Sake Brewery Tours and Pairing Sake with Japanese Cuisine

Sake Brewery Tours and Pairing Sake with Japanese Cuisine

1 Dec 2020

Japanese sake has recently been garnering worldwide attention for how well it pairs with a wide range of different dishes. Although it is now widely produced across Japan, the Harima region in Hyogo Prefecture was the first to brew sake using koji mold, and can perhaps be called the birthplace of Japanese sake. The Harima region is home to 22 different breweries, but here we’re going to tour the Nadagiku Sake Brewery and sample some of its famed sake.

About Japanese Sake

A historical text from nearly 1,300 years ago says that, at Niwata-jinja Shrine in Harima, mold was found on some rice offered to the deities. This rice was then used to brew sake, which was presented to the deities through a banquet. Through the power of koji mold, rice was saccharified, and then fermented to create sake. This process has been refined over the past 1,300 years, and now consists of more than ten different stages. Today, sake is given to the deities as thanks for abundant harvests—like the banquet at Niwata-jinja Shrine—and consumed at various other celebratory occasions. For Japanese people, sake is not simply an alcoholic drink, but a valuable one that is closely linked to their culture.

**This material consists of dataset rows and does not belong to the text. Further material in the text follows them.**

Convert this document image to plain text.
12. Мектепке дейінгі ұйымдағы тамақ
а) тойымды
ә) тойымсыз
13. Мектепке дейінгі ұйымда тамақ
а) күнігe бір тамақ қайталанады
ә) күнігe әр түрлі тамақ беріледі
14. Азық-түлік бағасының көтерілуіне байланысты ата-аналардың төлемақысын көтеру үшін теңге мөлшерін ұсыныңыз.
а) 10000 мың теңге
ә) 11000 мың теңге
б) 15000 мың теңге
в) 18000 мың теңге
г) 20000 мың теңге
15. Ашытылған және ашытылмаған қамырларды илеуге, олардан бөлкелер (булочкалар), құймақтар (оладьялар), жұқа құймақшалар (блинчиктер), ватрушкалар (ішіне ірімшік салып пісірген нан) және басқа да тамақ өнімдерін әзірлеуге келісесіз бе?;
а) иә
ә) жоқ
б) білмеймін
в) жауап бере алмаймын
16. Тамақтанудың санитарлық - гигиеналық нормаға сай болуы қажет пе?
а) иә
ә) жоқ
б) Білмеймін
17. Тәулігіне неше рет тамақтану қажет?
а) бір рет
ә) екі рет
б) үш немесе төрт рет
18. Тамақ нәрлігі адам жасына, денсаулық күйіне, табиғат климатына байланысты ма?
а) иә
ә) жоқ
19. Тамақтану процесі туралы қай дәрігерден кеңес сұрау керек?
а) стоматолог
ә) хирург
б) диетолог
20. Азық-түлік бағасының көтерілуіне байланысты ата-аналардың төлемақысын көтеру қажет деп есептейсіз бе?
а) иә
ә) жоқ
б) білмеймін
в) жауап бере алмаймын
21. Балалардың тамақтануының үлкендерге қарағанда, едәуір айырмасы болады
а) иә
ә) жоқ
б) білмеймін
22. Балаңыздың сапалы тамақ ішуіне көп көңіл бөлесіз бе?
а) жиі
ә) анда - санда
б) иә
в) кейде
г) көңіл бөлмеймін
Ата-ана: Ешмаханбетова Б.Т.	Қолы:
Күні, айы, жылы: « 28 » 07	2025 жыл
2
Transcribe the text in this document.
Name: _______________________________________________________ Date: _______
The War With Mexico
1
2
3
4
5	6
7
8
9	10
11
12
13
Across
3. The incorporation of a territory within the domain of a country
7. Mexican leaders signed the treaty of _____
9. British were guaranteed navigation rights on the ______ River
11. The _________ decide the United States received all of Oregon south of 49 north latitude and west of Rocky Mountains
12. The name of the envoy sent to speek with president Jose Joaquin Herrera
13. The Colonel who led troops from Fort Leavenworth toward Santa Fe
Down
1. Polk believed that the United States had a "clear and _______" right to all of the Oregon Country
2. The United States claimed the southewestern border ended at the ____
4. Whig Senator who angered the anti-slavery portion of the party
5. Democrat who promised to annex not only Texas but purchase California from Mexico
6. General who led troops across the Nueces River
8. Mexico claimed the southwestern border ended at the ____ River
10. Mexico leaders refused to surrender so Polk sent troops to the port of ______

The More than 100-Year-Old Nadagiku Sake Brewery

The Nadagiku Sake Brewery was established in 1910. On the brewery’s grounds, seven historical wooden storehouses remain from the time it was built. Of these imposing structures, two are open to public tours. Inside, visitors can see old wooden barrels, mixing poles, and carts used to transport the rice, presenting a realistic image of olden times. With metal barrels from the 1950s, visitors can see the evolution of the tools used. There are also photos of the sake-brewing process on display to help visitors understand the work involved. Nadagiku still brews sake today, but all the processes take place in the steel-reinforced storehouse at the back, which unfortunately is closed to the public. A gentle sake aroma in the air leaves you longing for a drink.

Sake and Japanese Cuisine at the On-site Restaurant

After drastic refurbishment, one of the old storehouses has been turned into a restaurant. Together with their meal, diners can order a tasting set of three different varieties of sake. Each of these is different—for example, one is fruity, and one is refreshing, helping to bring out the qualities of different foods—and diners will no doubt be surprised by the rich variation. Served on quintessentially Japanese plates, the food itself is magnificent, providing visitors with a luxurious opportunity to experience Japanese food culture using both taste and sight. A particular highlight is the freshly made tofu, which is packed with the aroma and sweetness of soy beans. It is served with every course on the menu, and pairs superbly with the sake.

After their meal, visitors can head to the direct-sales outlet for some souvenirs. Due to the traditional, careful techniques used, sake from Nadagiku is only produced in small batches. Most of this is consumed locally, and so other than at this direct-sales outlet, it is said to be quite difficult to get hold of.

A Snippet of Knowledge for French Fans of Judo

French fans of judo will know the name Mikinosuke Kawaishi. Credited with bringing judo to France, he is affectionately known as the “father of French judo.” Kawaishi’s older brother was the founder of Nadagiku Brewery. Nadagiku’s most luxurious sake—Mikinosuke—won first prize in a sake contest.